Remember when KUTV-Channel 2′s owners tried to buy the company that owned FOX 13? Remember how that deal got shot down because the Sinclair Broadcast Group lied and tried to cheat its way around FCC regulations?

That has resulted in a $48 million fine for Sinclair — the biggest ever levied by the Federal Communications Commission.

And yet the FCC actually let Sinclair off easy. The Republican-controlled commission voted 3-2 along party lines to approve a consent decree that is one more massive lie. It declares that Sinclair’s attempt to game the system and flout regulations was just sort of accidental. Really.

Here’s a brief history of what happened:

• In 2017, Sinclair (which owns KUTV and KJZZ, and operates KMYU) announced a $3.9 billion deal to buy Tribune Media (which owned FOX 13 and 41 other stations around the country).

• The combined Sinclair-Tribune Media group would have exceeded the limit on national ownership — by a lot. The limit is stations that reach 39% of the country; the combined company would have reached 72%. And it would have violated dual-ownership rules in multiple markets, including Salt Lake City. Normal, ethical business practice in similar deals has been to sell off or trade stations to comply with FCC rules.

• After first declaring it wouldn’t have to sell any stations, Sinclair eventually announced several sales. But many were not-so-veiled attempts to get around/ignore the rules — sales to close friends and associates of the Smith family, which controls Sinclair. And at far below market value.

Just two examples: Sinclair proposed selling New York’s WPIX for $15 million to a company owned by the estate of David Smith’s late mother. Nexstar (which eventually bought Tribune Media) later sold WPIX to Scripps for $75 million — ironically, so it could meet FCC ownership regulations. And Sinclair proposed selling Chicago’s WGN to a car dealer who was a close friend of David Smith’s. In both cases, Sinclair would maintain control of the stations and have options to buy them back.

This was clearly an attempt to flout FCC regulations. Any idiot could see that Sinclair was trying to cheat. And, yes, the lies it told put the kibosh on the deal. Not only was Sinclair fined $48 million, but it was forced to settle a lawsuit filed against it by Tribune Media for $60 million and a station in Kentucky.

(Well, the settlement went to Nexstar — the parent company of KTVX-Channel 4 and KUCW-Channel 30 — which bought Tribune Media after the Sinclair deal fell through. Nexstar also sold FOX 13 to Scripps.
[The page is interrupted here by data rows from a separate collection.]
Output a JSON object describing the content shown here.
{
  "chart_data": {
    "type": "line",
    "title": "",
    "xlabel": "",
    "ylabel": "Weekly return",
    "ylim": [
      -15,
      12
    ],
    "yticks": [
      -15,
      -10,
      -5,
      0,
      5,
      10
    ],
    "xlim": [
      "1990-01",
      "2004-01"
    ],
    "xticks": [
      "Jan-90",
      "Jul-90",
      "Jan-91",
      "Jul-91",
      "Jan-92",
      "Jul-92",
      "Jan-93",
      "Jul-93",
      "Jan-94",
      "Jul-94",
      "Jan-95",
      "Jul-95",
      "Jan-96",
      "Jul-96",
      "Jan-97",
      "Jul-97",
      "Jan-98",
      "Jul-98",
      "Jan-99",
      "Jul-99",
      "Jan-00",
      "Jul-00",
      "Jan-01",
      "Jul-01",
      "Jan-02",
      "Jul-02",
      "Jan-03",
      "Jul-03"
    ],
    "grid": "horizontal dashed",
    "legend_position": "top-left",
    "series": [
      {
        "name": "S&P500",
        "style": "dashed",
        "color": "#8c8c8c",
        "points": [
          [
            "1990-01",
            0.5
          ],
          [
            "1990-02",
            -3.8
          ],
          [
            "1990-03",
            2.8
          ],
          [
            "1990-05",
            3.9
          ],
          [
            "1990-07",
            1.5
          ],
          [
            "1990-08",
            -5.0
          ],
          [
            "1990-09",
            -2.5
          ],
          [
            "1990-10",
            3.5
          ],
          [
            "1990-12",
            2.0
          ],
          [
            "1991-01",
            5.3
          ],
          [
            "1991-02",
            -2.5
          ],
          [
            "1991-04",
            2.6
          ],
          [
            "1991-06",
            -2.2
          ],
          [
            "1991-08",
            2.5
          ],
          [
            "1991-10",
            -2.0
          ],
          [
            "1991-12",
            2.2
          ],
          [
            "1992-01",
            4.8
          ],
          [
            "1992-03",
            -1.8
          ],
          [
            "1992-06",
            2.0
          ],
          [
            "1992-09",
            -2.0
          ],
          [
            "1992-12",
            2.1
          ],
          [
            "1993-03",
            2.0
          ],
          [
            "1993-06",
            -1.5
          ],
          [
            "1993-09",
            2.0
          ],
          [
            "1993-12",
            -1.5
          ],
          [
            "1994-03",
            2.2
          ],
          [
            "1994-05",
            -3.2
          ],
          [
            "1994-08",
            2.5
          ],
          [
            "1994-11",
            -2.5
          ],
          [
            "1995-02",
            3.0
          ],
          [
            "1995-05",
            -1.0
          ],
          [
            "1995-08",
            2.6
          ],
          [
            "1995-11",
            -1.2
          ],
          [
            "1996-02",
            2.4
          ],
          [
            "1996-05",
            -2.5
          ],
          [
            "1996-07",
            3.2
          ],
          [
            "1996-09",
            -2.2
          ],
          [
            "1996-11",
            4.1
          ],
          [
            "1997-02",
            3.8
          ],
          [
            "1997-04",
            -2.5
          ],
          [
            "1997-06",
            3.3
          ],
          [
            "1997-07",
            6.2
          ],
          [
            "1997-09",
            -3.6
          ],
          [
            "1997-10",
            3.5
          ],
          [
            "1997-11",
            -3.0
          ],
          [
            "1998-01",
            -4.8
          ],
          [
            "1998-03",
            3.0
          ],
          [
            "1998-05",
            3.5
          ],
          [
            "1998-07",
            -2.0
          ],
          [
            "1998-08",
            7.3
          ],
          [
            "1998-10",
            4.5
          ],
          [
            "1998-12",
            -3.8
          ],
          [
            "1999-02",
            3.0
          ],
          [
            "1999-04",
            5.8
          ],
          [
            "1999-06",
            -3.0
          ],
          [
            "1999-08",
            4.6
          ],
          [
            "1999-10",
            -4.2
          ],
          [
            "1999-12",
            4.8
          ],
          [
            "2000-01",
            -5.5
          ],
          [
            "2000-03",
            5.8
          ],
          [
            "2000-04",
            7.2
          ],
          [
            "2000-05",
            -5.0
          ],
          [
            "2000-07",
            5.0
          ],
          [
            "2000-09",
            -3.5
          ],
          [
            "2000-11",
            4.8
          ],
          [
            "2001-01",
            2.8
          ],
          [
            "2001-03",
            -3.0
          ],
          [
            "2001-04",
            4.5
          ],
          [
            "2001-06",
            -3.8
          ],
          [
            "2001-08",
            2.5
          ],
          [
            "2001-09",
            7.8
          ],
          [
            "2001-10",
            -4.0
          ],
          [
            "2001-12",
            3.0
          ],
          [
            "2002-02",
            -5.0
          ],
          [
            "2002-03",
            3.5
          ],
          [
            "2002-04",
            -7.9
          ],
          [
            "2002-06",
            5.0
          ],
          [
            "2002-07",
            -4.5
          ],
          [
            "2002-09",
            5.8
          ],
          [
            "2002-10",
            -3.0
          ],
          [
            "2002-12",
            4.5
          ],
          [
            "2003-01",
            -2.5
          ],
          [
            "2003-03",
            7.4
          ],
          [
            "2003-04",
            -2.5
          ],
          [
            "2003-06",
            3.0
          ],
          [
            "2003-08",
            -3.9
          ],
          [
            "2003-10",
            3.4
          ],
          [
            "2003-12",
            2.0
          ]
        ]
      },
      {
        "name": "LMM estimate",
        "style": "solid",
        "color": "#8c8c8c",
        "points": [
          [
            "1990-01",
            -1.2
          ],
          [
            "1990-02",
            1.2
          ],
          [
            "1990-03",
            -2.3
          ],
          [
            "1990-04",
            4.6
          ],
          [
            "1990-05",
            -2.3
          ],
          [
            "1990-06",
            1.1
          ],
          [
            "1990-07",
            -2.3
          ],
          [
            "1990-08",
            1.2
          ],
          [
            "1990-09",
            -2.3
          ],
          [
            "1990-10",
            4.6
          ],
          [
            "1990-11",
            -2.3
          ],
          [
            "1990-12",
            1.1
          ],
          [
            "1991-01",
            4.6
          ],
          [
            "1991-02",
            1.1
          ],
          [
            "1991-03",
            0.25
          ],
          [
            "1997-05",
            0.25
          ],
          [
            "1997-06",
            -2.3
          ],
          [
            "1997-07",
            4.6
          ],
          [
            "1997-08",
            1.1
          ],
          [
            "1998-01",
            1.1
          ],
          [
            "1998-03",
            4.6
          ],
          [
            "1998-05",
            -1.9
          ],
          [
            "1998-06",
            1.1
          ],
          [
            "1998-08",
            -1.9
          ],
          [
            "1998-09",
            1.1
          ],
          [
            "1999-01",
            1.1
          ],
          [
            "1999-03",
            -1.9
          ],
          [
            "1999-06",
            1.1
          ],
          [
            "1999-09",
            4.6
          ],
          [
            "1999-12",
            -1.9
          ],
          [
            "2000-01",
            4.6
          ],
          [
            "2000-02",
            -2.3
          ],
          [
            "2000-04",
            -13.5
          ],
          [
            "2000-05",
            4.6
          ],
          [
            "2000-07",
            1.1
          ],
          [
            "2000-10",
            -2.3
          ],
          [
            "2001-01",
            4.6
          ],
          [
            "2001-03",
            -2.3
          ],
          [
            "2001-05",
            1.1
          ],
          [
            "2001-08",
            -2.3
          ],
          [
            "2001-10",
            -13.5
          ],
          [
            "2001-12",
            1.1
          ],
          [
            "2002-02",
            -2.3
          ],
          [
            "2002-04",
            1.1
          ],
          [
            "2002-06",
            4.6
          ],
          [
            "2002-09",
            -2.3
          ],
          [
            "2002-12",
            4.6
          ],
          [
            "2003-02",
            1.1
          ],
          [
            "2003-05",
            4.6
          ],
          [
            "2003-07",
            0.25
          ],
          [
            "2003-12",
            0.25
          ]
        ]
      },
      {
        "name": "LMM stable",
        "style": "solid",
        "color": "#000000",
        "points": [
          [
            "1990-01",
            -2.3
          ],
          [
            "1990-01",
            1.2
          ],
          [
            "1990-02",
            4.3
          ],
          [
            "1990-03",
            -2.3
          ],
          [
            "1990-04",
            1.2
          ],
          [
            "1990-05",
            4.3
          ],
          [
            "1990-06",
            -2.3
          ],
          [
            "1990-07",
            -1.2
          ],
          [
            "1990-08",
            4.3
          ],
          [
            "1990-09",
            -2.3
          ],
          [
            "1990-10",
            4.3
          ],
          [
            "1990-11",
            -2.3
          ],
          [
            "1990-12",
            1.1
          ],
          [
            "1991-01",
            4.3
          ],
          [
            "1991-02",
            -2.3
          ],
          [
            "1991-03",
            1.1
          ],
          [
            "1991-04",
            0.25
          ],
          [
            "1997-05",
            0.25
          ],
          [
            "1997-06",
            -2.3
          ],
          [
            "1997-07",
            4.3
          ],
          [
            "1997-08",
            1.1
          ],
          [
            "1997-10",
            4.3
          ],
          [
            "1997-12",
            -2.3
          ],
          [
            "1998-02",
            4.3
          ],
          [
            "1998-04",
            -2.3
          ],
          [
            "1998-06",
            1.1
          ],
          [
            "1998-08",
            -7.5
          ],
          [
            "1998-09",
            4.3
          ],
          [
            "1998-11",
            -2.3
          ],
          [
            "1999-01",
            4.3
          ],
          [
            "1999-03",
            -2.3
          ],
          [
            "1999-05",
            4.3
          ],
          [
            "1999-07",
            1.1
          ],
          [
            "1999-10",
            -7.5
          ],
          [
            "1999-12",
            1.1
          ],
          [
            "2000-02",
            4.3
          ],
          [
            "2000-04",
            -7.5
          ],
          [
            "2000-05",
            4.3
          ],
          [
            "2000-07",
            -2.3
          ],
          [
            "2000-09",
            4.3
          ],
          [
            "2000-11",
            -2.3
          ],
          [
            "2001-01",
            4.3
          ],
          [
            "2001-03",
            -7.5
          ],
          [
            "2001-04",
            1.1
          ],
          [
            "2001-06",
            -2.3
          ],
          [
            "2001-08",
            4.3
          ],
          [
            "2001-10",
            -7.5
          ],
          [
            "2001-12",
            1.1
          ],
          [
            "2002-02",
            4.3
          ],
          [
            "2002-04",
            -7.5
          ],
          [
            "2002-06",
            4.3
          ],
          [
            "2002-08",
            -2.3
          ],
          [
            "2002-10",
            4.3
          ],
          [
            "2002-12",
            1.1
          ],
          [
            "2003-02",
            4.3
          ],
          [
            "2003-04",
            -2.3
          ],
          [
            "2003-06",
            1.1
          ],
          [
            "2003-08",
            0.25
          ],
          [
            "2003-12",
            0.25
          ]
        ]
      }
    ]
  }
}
Also, Tribune Media is in no way associated with The Salt Lake Tribune.)

But here’s where Sinclair got off easy: The FCC’s consent decree states that “Sinclair structured its transaction based upon a good-faith interpretation of the commission’s rules and precedent.”

Really. Selling stations to your late mother’s estate and various friends and allied companies was a “good-faith” attempt to follow the rules. It’s ludicrous. And the FCC knows it. Chairman Ajit Pai issued a statement that “certain station divestitures that have been proposed to the FCC would allow Sinclair to control those stations in practice, even if not in name, in violation of the law.”

Why does this matter? Because a number of public-interest groups were preparing to challenge Sinclair’s station licenses. And questions should have been asked in a public forum about whether a company that lied and cheated should hold the rights to the public airwaves. The FCC is supposed to take character into consideration when it grants licenses.

Oh, and if the failed Tribune Media deal isn’t enough, multiple Sinclair stations also aired paid advertising on newscasts without identifying it as such (another FCC violation), and the company was facing an investigation into its dealings on retransmission consent with cable and satellite TV companies.

Maybe Sinclair could’ve made a case for itself and the reforms it insists it has instituted. But it should have had to do that publicly.

Republican commissioner Brendan Carr claimed the two Democratic commissioners — Jessica Rosenworcel and Geoffrey Stars, who strongly dissented — were playing politics because of Sinclair’s long history of warping its “news” to fit its owners’ right-wing political agenda. And it sure looks like politics actually were involved in this.

Because the three Republicans on the commission — Carr, Pai and Michael O’Rielly — protected Sinclair from further scrutiny and let the company off easy.